Thirty of the thirty-three subject valves stroke in less than 2 seconds, and are designated as fast acting. Per ISTC-5152(c), these valves have a maximum limiting stroke time of 2 seconds. Due to how quickly these valves operate, and the inaccuracies that would exist from attempting to manually time the stroke, the stroke time is recorded as less than or equal to 2 seconds or greater than 2 seconds.
During the quarterly exercise testing, the valves are remote manually operated from the control room. Valve obturator position is verified using position indication lights in accordance with ISTC-3530.

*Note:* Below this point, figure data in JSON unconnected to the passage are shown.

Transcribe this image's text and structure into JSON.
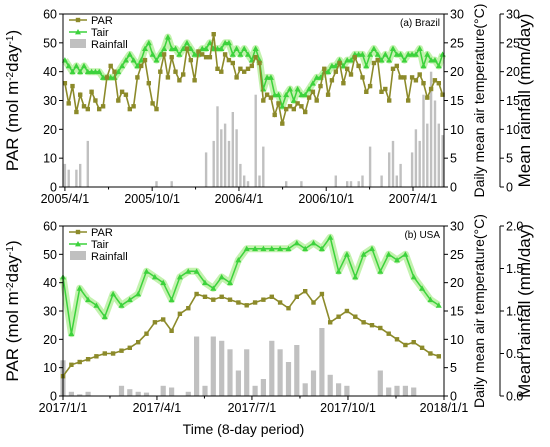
{
  "chart_data": [
    {
      "type": "line",
      "panel_label": "(a) Brazil",
      "x_ticks": [
        "2005/4/1",
        "2005/10/1",
        "2006/4/1",
        "2006/10/1",
        "2007/4/1"
      ],
      "x_range": [
        "2005-03-28",
        "2007-06-05"
      ],
      "y_left": {
        "label": "PAR (mol m-2day-1)",
        "label_main": "PAR (mol m",
        "label_sup1": "-2",
        "label_mid": "day",
        "label_sup2": "-1",
        "label_end": ")",
        "range": [
          0,
          60
        ],
        "ticks": [
          "0",
          "10",
          "20",
          "30",
          "40",
          "50",
          "60"
        ]
      },
      "y_right1": {
        "label": "Daily mean air temperature(°C)",
        "range": [
          0,
          30
        ],
        "ticks": [
          "0",
          "5",
          "10",
          "15",
          "20",
          "25",
          "30"
        ]
      },
      "y_right2": {
        "label": "Mean rainfall (mm/day)",
        "range": [
          0,
          30
        ],
        "ticks": [
          "0",
          "5",
          "10",
          "15",
          "20",
          "25",
          "30"
        ]
      },
      "legend": {
        "position": "top-left",
        "entries": [
          "PAR",
          "Tair",
          "Rainfall"
        ]
      },
      "colors": {
        "par": "#8c8a2a",
        "tair": "#3cd23c",
        "tair_glow": "#b8f0a0",
        "rainfall": "#c0c0c0"
      },
      "series": [
        {
          "name": "PAR",
          "axis": "left",
          "start": "2005-04-01",
          "step_days": 8,
          "values": [
            36,
            29,
            35,
            26,
            32,
            28,
            27,
            33,
            30,
            27,
            28,
            38,
            42,
            40,
            30,
            33,
            32,
            27,
            28,
            38,
            42,
            44,
            36,
            29,
            27,
            40,
            46,
            38,
            45,
            40,
            37,
            39,
            48,
            44,
            37,
            47,
            46,
            45,
            45,
            53,
            41,
            40,
            46,
            44,
            43,
            38,
            41,
            40,
            41,
            42,
            45,
            43,
            30,
            32,
            31,
            25,
            29,
            22,
            27,
            28,
            27,
            29,
            28,
            26,
            31,
            33,
            30,
            35,
            41,
            32,
            37,
            40,
            43,
            36,
            41,
            39,
            45,
            42,
            38,
            33,
            35,
            43,
            44,
            33,
            34,
            30,
            41,
            42,
            38,
            38,
            30,
            38,
            37,
            39,
            36,
            31,
            34,
            37,
            36,
            32,
            34,
            29,
            30,
            28,
            29,
            28
          ]
        },
        {
          "name": "Tair",
          "axis": "right1",
          "start": "2005-04-01",
          "step_days": 8,
          "values": [
            22,
            21,
            20,
            21,
            20,
            21,
            20,
            20,
            20,
            20,
            19,
            19,
            19,
            19,
            20,
            21,
            22,
            23,
            22,
            21,
            22,
            24,
            25,
            23,
            22,
            23,
            24,
            26,
            24,
            24,
            23,
            24,
            25,
            24,
            23,
            23,
            24,
            24,
            25,
            24,
            24,
            24,
            25,
            25,
            23,
            24,
            23,
            24,
            23,
            22,
            24,
            22,
            17,
            19,
            19,
            16,
            16,
            14,
            16,
            17,
            15,
            17,
            16,
            16,
            17,
            18,
            19,
            19,
            20,
            20,
            21,
            21,
            22,
            21,
            22,
            22,
            23,
            23,
            23,
            21,
            23,
            24,
            23,
            22,
            23,
            22,
            24,
            23,
            23,
            22,
            23,
            23,
            23,
            24,
            21,
            23,
            22,
            22,
            21,
            23,
            22,
            21,
            21,
            21,
            20,
            21
          ]
        },
        {
          "name": "Rainfall",
          "axis": "right2",
          "type": "bar",
          "start": "2005-04-01",
          "step_days": 8,
          "values": [
            4,
            3,
            0,
            3,
            4,
            0,
            8,
            0,
            0,
            0,
            0,
            0,
            0,
            0,
            0,
            0,
            0,
            0,
            0,
            0,
            0,
            0,
            0,
            0,
            1,
            0,
            0,
            0,
            1,
            0,
            0,
            0,
            0,
            0,
            0,
            0,
            0,
            6,
            0,
            8,
            14,
            10,
            11,
            8,
            13,
            10,
            4,
            2,
            1,
            0,
            16,
            2,
            7,
            0,
            0,
            0,
            0,
            0,
            1,
            0,
            0,
            0,
            1,
            0,
            0,
            0,
            0,
            0,
            0,
            0,
            0,
            2,
            0,
            0,
            1,
            1,
            0,
            1,
            2,
            0,
            7,
            0,
            0,
            2,
            0,
            6,
            8,
            2,
            4,
            0,
            0,
            6,
            10,
            8,
            16,
            11,
            20,
            15,
            11,
            9,
            7,
            10,
            5,
            12,
            7,
            12,
            4,
            2,
            0,
            0,
            1,
            0,
            0,
            0,
            1,
            0,
            0,
            0
          ]
        }
      ]
    },
    {
      "type": "line",
      "panel_label": "(b) USA",
      "x_label": "Time (8-day period)",
      "x_ticks": [
        "2017/1/1",
        "2017/4/1",
        "2017/7/1",
        "2017/10/1",
        "2018/1/1"
      ],
      "x_range": [
        "2017-01-01",
        "2018-01-01"
      ],
      "y_left": {
        "label": "PAR (mol m-2day-1)",
        "label_main": "PAR (mol m",
        "label_sup1": "-2",
        "label_mid": "day",
        "label_sup2": "-1",
        "label_end": ")",
        "range": [
          0,
          60
        ],
        "ticks": [
          "0",
          "10",
          "20",
          "30",
          "40",
          "50",
          "60"
        ]
      },
      "y_right1": {
        "label": "Daily mean air temperature(°C)",
        "range": [
          0,
          30
        ],
        "ticks": [
          "0",
          "5",
          "10",
          "15",
          "20",
          "25",
          "30"
        ]
      },
      "y_right2": {
        "label": "Mean rainfall (mm/day)",
        "range": [
          0,
          2.0
        ],
        "ticks": [
          "0.0",
          "0.5",
          "1.0",
          "1.5",
          "2.0"
        ]
      },
      "legend": {
        "position": "top-left",
        "entries": [
          "PAR",
          "Tair",
          "Rainfall"
        ]
      },
      "colors": {
        "par": "#8c8a2a",
        "tair": "#3cd23c",
        "tair_glow": "#b8f0a0",
        "rainfall": "#c0c0c0"
      },
      "series": [
        {
          "name": "PAR",
          "axis": "left",
          "start": "2017-01-01",
          "step_days": 8,
          "values": [
            7,
            11,
            12,
            13,
            14,
            15,
            15,
            16,
            17,
            19,
            22,
            26,
            27,
            23,
            29,
            31,
            36,
            35,
            34,
            35,
            34,
            33,
            32,
            33,
            34,
            35,
            33,
            31,
            35,
            37,
            33,
            36,
            26,
            28,
            30,
            28,
            26,
            25,
            24,
            22,
            20,
            18,
            19,
            17,
            15,
            14,
            14,
            10,
            11,
            12,
            9,
            7
          ]
        },
        {
          "name": "Tair",
          "axis": "right1",
          "start": "2017-01-01",
          "step_days": 8,
          "values": [
            21,
            11,
            19,
            17,
            16,
            14,
            18,
            16,
            17,
            18,
            22,
            21,
            20,
            17,
            21,
            22,
            22,
            20,
            19,
            21,
            20,
            24,
            26,
            26,
            26,
            26,
            26,
            26,
            27,
            26,
            27,
            26,
            28,
            22,
            25,
            21,
            25,
            26,
            22,
            25,
            24,
            25,
            21,
            19,
            17,
            16,
            15,
            13,
            14,
            12,
            14,
            15
          ]
        },
        {
          "name": "Rainfall",
          "axis": "right2",
          "type": "bar",
          "start": "2017-01-01",
          "step_days": 8,
          "values": [
            0.42,
            0.05,
            0.02,
            0.05,
            0.0,
            0.0,
            0.0,
            0.12,
            0.08,
            0.05,
            0.04,
            0.0,
            0.12,
            0.1,
            0.0,
            0.05,
            0.7,
            0.12,
            0.7,
            0.65,
            0.55,
            0.3,
            0.55,
            0.12,
            0.2,
            0.65,
            0.55,
            0.4,
            0.6,
            0.15,
            0.3,
            0.8,
            0.25,
            0.15,
            0.12,
            0.0,
            0.0,
            0.0,
            0.3,
            0.1,
            0.12,
            0.12,
            0.1,
            0.0,
            0.0,
            0.0,
            0.0,
            0.0,
            0.0,
            0.35,
            0.3,
            0.05
          ]
        }
      ]
    }
  ]
}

Attachment JAFP-11-0124 Responses to Request for Additional Information Page 2 of 2 RAI VRR-08-2 For the valves addressed by this relief request, have evaluations been performed to assess the change in aggregate risk associated with relaxing the interval for position indication verification testing to as long as 60 months? If so, what were the results?
Response
For the valves addressed in VRR-08, a review of the subject valves against the James A.
FitzPatrick Probabilistic Safety Assessment (PSA) model was performed. The results show that only valves 27SOV-141 (Drywell PCV and instrument Air or Normal N2 Cross-Tie Valve) and 27SOV-145 (Drywell Instrument Nitrogen Backup Supply Isolation Valve) are in the model and neither valves failure will impact core damage frequency (CDF) or large early release frequency (LERF) and, therefore, are not risk significant.